I got this update from Kijiji Canada in my Facebook stream today. The funniest classified I've seen in a while :biggrin:

Demon Cat for Sale. $400 OBO - Ottawa Cats & Kittens For Sale - Kijiji Ottawa Canada.


----------



## whiteleo (Sep 7, 2008)

Those Siamese can be hellions! Very funny add, and nice looking cat... I tried to adopt on when I was in my 20's, he was 9 months old and the owners released him because they said he attacked them..The Humane society didn't see any signs of that....Well, when I got him home and took him out of the box, he latched on to my arm and wouldn't let go, when I finally flung him off, he came after me and stalked me. They figure he had some brain issue..


----------



## Sprocket (Oct 4, 2011)

Definitely a beautiful cat even if it is a demon!


----------



## Sprocket (Oct 4, 2011)

Okay it must be crazy craigslist day because I just came across this one...

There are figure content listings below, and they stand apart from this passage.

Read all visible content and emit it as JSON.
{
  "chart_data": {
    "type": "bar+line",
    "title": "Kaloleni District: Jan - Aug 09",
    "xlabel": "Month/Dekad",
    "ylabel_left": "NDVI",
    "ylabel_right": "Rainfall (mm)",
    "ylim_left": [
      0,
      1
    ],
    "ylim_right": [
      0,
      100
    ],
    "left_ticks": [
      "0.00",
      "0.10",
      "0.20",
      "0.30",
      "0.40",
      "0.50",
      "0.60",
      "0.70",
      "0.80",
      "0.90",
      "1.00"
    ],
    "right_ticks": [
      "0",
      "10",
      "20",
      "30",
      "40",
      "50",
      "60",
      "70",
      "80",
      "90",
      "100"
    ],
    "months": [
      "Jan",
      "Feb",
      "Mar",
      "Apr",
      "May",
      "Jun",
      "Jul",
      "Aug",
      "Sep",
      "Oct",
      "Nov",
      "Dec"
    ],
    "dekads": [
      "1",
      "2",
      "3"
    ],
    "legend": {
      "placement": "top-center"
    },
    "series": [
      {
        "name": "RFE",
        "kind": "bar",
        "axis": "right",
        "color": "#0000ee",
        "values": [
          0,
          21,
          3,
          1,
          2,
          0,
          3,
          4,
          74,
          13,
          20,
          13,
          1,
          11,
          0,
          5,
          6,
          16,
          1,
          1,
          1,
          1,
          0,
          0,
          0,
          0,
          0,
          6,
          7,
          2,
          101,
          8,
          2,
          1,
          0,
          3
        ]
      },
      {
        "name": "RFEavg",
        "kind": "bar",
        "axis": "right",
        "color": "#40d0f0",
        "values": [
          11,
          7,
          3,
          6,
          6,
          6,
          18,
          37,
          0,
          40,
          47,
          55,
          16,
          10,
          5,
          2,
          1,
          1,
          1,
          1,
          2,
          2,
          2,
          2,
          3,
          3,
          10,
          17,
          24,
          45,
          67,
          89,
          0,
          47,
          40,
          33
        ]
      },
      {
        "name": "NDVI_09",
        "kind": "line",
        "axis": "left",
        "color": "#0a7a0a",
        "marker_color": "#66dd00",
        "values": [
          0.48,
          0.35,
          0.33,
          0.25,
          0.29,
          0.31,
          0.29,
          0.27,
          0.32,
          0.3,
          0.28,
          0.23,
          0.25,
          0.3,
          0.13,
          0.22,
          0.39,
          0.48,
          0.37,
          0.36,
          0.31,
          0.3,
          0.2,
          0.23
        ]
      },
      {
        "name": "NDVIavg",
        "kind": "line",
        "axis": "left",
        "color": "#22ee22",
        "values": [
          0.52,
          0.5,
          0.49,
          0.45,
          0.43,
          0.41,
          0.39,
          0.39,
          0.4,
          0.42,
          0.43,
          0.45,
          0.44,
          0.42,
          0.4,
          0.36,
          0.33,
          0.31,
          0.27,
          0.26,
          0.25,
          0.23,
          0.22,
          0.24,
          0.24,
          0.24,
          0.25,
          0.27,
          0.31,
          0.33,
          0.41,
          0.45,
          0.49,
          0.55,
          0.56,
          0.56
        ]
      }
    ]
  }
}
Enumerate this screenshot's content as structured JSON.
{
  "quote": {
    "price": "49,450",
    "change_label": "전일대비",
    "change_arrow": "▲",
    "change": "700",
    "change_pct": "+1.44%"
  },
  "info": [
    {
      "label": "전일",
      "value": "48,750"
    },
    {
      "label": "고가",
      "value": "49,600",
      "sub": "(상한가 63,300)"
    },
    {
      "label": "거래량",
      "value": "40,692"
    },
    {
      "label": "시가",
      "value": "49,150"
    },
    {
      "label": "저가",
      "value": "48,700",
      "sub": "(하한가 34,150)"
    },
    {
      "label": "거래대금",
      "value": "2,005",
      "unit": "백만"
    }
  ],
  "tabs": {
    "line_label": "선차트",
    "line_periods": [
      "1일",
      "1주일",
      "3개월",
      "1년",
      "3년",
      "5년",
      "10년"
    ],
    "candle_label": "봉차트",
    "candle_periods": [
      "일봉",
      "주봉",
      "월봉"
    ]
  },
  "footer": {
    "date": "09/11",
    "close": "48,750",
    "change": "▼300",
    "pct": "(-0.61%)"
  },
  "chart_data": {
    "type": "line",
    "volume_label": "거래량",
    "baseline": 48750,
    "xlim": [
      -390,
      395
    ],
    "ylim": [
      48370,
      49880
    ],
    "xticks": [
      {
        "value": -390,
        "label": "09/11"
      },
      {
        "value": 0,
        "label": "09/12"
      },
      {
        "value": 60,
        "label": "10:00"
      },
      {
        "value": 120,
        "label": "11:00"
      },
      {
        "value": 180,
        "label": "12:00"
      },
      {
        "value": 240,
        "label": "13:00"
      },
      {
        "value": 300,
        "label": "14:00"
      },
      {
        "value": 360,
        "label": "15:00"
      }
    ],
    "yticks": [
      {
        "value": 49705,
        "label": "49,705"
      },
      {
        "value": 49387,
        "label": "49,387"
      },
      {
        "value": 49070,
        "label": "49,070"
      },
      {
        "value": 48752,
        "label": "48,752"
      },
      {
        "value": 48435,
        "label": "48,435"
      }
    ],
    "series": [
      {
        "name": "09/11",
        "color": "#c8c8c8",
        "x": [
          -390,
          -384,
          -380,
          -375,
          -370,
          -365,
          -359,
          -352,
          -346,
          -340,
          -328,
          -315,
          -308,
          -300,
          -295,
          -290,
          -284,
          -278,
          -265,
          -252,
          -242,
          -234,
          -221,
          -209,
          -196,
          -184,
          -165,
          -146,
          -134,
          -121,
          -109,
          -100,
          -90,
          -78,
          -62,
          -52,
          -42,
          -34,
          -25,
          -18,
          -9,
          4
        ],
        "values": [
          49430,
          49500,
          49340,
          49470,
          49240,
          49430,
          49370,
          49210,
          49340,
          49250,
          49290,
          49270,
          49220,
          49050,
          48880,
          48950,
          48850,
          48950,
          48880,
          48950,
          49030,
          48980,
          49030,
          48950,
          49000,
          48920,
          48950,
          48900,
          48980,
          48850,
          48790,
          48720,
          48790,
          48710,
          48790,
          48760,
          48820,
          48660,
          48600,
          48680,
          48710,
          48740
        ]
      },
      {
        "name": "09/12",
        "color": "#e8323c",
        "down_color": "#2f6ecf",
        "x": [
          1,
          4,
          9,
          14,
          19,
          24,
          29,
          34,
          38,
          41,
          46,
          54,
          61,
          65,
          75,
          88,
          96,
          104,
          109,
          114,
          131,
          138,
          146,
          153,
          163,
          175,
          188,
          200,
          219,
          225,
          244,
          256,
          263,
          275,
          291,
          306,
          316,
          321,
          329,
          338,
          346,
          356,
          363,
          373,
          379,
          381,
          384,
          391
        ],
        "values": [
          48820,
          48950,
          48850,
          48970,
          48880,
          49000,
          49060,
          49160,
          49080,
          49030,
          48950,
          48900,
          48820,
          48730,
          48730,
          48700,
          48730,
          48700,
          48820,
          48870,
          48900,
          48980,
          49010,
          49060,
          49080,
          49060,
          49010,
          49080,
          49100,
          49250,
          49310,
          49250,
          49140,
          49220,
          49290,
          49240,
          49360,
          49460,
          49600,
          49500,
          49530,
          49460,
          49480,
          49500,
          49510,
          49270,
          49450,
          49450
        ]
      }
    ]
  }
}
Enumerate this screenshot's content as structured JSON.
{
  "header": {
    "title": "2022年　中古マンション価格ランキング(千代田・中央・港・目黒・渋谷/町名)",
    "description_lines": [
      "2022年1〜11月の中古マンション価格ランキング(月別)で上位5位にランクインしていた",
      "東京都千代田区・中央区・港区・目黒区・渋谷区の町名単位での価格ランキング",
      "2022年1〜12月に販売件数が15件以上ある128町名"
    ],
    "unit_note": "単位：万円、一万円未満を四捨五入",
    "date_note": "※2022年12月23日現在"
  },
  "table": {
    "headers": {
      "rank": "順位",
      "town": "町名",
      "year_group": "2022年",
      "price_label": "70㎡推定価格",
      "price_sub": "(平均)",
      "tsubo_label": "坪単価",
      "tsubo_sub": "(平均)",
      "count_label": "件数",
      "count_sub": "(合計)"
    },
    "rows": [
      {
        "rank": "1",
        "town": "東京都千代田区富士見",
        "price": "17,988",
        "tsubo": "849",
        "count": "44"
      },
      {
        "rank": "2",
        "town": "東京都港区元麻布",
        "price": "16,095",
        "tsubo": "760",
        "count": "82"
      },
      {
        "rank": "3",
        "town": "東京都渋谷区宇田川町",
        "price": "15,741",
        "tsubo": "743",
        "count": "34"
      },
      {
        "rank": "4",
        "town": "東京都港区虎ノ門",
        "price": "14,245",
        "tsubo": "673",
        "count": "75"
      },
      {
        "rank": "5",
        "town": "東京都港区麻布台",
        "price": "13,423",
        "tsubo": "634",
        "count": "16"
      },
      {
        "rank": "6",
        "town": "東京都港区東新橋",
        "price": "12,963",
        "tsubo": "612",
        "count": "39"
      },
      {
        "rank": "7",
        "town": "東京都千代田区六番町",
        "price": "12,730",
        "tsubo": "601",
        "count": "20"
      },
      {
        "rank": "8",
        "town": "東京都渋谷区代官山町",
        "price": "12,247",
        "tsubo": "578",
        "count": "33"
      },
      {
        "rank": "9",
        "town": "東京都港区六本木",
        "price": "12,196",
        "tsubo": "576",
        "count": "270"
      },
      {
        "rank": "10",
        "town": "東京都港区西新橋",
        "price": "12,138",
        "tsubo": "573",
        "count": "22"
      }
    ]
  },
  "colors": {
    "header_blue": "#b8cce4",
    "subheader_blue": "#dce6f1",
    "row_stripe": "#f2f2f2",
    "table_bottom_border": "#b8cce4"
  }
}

(4) Free Imaginary Friends


----------



## Paws&Tails (Sep 3, 2010)

I honestly don't find it funny. This cat has an obvious behavioral problem. They need to consult with a cat behavior specialist to deal with it.


----------



## Tobi (Mar 18, 2011)

Behavioral problems? :lol:

Cat sounds like it's not being stimulated, just as with any animal they need exercise, interaction and stimulation to be a well rounded cat. The owner is kinda ridiculous, but the add was hilarious! :thumb:


----------



## DaViking (Sep 27, 2011)

Paws&Tails said:


> I honestly don't find it funny. This cat has an obvious behavioral problem. They need to consult with a cat behavior specialist to deal with it.


You might be right (dont know anything about cats) but I can still find the text hilarious. Maybe it's just me...


----------



## MollyWoppy (Mar 19, 2010)

The ad was really funny, I laughed. Alot. At least they are honest! 
Couldn't agree with Tobi more though, that cat needs exercise and something to occupy his mind and fulfill him as the hunter he is. He sounds like it's pretty intelligent, in the right hands that could be the perfect cat.
Thanks for posting....
Oh yeah, love the photo of him in the box with the red demon eyes!


----------



## Paws&Tails (Sep 3, 2010)

Yeah, a big part of that is due to not enough exercise/stimulation. Trust me, I know that. It sounds like the cat may have an issue that could be better dealt with if they consulted with a behaviorist in addition to much more exercise and stimulation. Siamese cats have a lot of energy and are incredibly smart, so the cat not having enough stimulation and exercised may just be it though. 

I was in a bad mood earlier. :redface: I have to admit, it is kinda funny.


----------



## wolfsnaps88 (Jan 2, 2012)

I liked how they blurred out the companion cats face to protect the innocent. Very cute ad.


----------



## Tobi (Mar 18, 2011)

The best cat i've ever had in my life... was Zeus... and he had all kinds of issues, he was well exercised and still he attacked us just playing, or if my wife would grab his head and kinda shake it lightly, and run away from him, he'd chase her down and attack her legs :lol:


----------



## magicre (Apr 7, 2010)

DaViking said:


> You might be right (dont know anything about cats) but I can still find the text hilarious. Maybe it's just me...


it's not just you. i thought it hilarious and i bet he finds a buyer.....


----------



## wolfsnaps88 (Jan 2, 2012)

If your wife grabbed my head and shook it a little I would attack her too. lol


----------